Keywords: 3D printing; bibliometrics analysis; education and patients counseling; methodology; orthopedics; surgical simulation and training; three-dimensional technologies.

FIGURE 1

Visualized images of keywords clustering from different sections. (A) The all keywords of trauma surgery related publications. (B) The all keywords of joint surgery related publications. (C) The all keywords of spine surgery related publications. (The correlation between the two keywords refers to how many publications the two keywords have appeared together.

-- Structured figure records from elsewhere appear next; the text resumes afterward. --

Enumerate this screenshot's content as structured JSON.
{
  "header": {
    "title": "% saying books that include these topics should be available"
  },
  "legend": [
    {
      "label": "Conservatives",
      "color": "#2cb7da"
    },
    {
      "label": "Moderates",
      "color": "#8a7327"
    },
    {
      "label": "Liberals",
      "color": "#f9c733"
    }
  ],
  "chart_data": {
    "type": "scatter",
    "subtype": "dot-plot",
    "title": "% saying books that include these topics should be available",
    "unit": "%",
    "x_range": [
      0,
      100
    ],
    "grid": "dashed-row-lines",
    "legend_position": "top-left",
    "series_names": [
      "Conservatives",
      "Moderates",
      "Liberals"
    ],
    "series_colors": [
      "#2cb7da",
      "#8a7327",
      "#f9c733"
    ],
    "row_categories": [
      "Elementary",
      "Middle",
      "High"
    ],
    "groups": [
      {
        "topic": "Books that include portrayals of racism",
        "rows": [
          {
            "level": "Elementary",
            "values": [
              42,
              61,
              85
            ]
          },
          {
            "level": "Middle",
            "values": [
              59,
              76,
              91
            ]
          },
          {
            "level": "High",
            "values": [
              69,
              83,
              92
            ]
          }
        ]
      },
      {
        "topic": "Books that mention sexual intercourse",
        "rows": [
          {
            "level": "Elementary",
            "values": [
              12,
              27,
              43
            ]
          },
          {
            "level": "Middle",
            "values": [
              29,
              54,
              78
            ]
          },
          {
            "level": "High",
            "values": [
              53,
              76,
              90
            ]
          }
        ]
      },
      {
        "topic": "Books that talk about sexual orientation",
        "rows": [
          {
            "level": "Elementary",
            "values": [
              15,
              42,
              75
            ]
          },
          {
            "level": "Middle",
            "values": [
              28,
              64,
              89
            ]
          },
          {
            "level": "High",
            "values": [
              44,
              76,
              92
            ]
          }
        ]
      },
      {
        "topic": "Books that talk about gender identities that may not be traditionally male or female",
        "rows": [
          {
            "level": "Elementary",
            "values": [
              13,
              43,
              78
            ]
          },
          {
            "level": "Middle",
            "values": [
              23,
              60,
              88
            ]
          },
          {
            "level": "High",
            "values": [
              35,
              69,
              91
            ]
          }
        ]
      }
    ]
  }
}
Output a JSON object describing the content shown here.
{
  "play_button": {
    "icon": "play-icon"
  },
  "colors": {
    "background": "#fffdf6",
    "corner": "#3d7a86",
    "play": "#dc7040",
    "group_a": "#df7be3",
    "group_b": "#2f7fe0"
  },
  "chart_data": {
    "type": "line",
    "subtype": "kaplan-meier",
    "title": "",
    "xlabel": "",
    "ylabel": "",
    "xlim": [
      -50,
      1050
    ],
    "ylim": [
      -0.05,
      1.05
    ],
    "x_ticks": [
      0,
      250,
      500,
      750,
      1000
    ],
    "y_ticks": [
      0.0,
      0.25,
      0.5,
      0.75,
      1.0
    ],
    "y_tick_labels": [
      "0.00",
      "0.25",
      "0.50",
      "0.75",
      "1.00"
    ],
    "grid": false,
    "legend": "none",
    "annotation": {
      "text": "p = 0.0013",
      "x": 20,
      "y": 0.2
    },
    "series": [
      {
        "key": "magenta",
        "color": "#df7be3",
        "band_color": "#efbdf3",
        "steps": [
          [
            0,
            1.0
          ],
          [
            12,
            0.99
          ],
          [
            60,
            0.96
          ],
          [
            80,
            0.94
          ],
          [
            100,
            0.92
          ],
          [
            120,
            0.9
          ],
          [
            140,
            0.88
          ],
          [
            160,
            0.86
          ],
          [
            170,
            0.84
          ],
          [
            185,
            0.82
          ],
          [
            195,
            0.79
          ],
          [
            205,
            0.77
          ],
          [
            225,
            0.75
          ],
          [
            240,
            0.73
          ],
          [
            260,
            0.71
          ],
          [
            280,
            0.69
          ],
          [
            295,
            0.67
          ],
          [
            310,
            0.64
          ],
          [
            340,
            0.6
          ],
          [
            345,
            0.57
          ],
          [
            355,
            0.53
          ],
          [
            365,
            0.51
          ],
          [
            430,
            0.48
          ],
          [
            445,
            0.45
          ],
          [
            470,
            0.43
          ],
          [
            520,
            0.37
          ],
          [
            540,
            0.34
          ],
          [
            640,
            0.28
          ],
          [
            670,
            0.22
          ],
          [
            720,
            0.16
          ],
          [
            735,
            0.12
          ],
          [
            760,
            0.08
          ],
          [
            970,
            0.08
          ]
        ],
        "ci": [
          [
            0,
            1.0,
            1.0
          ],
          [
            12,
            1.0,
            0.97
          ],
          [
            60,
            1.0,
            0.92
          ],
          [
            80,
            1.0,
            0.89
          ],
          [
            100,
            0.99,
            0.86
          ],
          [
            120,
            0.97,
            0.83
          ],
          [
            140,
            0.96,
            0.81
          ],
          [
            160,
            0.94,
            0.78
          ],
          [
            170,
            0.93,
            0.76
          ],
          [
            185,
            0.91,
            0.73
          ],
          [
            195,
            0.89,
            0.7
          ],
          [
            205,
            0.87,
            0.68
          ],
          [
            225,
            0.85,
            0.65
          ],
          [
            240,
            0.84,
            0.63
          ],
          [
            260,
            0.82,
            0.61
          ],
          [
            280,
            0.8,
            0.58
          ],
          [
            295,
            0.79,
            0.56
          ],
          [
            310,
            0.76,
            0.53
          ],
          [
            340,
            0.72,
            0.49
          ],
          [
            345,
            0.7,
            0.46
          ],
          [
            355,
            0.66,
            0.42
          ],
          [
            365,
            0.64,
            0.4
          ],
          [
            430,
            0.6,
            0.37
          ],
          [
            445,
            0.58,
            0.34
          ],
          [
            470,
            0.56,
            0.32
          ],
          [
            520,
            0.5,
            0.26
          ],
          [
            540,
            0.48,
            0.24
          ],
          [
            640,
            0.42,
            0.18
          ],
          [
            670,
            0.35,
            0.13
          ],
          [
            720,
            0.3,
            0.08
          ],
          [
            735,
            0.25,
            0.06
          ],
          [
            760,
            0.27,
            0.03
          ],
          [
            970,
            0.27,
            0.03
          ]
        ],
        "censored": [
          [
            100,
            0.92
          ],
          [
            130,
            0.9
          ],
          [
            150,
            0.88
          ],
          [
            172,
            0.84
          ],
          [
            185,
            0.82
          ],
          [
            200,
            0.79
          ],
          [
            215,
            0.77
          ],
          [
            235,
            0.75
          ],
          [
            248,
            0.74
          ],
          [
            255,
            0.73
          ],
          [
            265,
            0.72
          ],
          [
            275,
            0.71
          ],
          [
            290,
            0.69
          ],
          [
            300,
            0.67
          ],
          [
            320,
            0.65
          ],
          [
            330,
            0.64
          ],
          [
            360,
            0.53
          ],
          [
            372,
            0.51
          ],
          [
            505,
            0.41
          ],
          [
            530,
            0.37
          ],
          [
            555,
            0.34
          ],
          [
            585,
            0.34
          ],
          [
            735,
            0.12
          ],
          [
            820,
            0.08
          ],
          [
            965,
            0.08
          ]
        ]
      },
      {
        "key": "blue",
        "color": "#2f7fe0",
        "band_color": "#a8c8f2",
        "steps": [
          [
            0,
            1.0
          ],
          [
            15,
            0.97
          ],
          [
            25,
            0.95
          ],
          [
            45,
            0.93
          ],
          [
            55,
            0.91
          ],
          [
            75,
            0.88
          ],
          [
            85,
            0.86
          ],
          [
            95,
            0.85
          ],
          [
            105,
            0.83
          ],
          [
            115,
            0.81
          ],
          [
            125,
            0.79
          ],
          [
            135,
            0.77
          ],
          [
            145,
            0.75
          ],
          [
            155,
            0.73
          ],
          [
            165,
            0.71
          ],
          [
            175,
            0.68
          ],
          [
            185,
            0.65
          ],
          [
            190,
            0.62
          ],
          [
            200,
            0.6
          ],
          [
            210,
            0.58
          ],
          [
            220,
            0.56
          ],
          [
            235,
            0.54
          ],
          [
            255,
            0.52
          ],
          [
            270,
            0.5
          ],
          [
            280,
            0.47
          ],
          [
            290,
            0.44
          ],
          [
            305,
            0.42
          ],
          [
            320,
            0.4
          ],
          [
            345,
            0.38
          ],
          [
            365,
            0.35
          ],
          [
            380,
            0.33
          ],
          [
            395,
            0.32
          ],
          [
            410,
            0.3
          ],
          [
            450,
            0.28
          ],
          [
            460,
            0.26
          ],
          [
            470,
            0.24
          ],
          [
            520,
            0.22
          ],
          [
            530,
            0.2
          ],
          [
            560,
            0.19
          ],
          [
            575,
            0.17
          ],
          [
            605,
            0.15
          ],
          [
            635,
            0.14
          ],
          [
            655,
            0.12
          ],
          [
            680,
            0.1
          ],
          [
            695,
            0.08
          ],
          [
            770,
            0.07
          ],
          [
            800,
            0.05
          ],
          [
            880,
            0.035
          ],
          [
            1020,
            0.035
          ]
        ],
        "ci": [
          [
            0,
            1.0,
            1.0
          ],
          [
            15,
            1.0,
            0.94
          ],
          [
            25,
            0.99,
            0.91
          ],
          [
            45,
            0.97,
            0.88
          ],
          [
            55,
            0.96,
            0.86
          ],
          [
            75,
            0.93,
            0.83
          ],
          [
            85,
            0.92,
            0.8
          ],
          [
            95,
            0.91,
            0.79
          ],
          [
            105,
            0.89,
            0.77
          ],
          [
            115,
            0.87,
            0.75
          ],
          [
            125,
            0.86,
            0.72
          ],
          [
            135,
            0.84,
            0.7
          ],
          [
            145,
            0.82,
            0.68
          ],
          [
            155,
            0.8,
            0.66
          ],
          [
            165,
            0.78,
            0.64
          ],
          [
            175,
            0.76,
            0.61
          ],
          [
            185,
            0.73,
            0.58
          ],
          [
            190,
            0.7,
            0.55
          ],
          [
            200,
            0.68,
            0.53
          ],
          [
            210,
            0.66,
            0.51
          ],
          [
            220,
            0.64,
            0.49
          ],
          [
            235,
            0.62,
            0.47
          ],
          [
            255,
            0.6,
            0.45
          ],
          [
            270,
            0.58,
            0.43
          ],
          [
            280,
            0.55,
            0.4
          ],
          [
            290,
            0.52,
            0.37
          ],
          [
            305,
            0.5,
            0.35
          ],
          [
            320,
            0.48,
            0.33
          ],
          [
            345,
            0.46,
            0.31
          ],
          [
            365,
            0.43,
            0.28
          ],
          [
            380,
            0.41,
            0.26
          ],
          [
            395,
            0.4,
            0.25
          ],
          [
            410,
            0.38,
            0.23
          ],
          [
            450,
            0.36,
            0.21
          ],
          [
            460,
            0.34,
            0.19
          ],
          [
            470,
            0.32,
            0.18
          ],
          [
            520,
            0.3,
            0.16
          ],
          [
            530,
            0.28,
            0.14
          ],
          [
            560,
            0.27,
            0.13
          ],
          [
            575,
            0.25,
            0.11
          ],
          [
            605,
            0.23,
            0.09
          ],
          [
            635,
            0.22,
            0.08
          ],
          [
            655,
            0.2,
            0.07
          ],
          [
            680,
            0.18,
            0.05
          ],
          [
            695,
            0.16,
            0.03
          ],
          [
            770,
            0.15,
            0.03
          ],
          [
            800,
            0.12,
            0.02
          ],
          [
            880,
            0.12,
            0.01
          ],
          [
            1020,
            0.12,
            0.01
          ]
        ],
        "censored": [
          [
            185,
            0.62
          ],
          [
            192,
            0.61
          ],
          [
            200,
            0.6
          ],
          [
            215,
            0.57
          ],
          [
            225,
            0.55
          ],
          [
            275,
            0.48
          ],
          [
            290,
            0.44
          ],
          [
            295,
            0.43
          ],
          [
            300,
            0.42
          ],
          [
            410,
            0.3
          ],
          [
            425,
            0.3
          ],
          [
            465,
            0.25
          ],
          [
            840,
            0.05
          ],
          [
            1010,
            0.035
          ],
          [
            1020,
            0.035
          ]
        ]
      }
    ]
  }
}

Here, the more links between the two bubbles, the more publications they appear together, and the stronger the correlation. In addition, we conduct cluster analysis according to the correlation of keywords, and divide all keywords into multiple clusters. Bubbles in the same cluster have the same color, that is, they have stronger correlation.)

FIGURE 2

Visualized images of all keywords clustering. (Larger bubbles represent a higher number of occurrences of the keyword in these publications. There are more connections between bubbles closer in space, which means they have a higher chance of appearing together in a publication. In addition, bubbles with brighter colors represent a higher occurrence rate in recent publications, while dark bubbles tend to appear in past publications).

FIGURE 3

Density visualization of the countries’ distribution of all the publications. (Analyzing is based on the co-authorship of the countries, spatially closer bubbles show that they are close to the same cluster during clustering, which proves that their cooperation relationship is closer. In addition, the brighter the bubbles represent a higher number of publications of the country in the field of 3D technology in orthopedics education).

FIGURE 4

Visualization of number of publications for the top ranked countries. (A) The annual publication data of the top countries in terms of application of 3D technology in trauma surgery education and training. (B) The annual publication data of the top countries in terms of application of 3D technology in joint surgery education and training. (C) The annual publication data of the top countries in terms of application of 3D technology in spine surgery education and training. (Cumulative figure of the number of published articles in the top countries in the three fields of trauma, joint and spine from 2000 to 2021, which reflects the in-depth research of each country in the three fields).

FIGURE 5

Visualization of institutional cooperation and publication period. (The links between the boxes reflects the number of cooperation, and the closer it is arranged in space, the deeper its cooperation relationship is. In addition, in terms of time, the brighter the color, the more research results the institution has made in recent years, and the darker the color, the more contribution it may have made in the past).

FIGURE 6

Combinated visualization of number of publications and impact factor for the top-cited journals. (The bar chart reflects the number of publications, and the line chart reflects the impact factors. According to statistics, among all publications sources, these journals have a number of publications published which is no less than 11).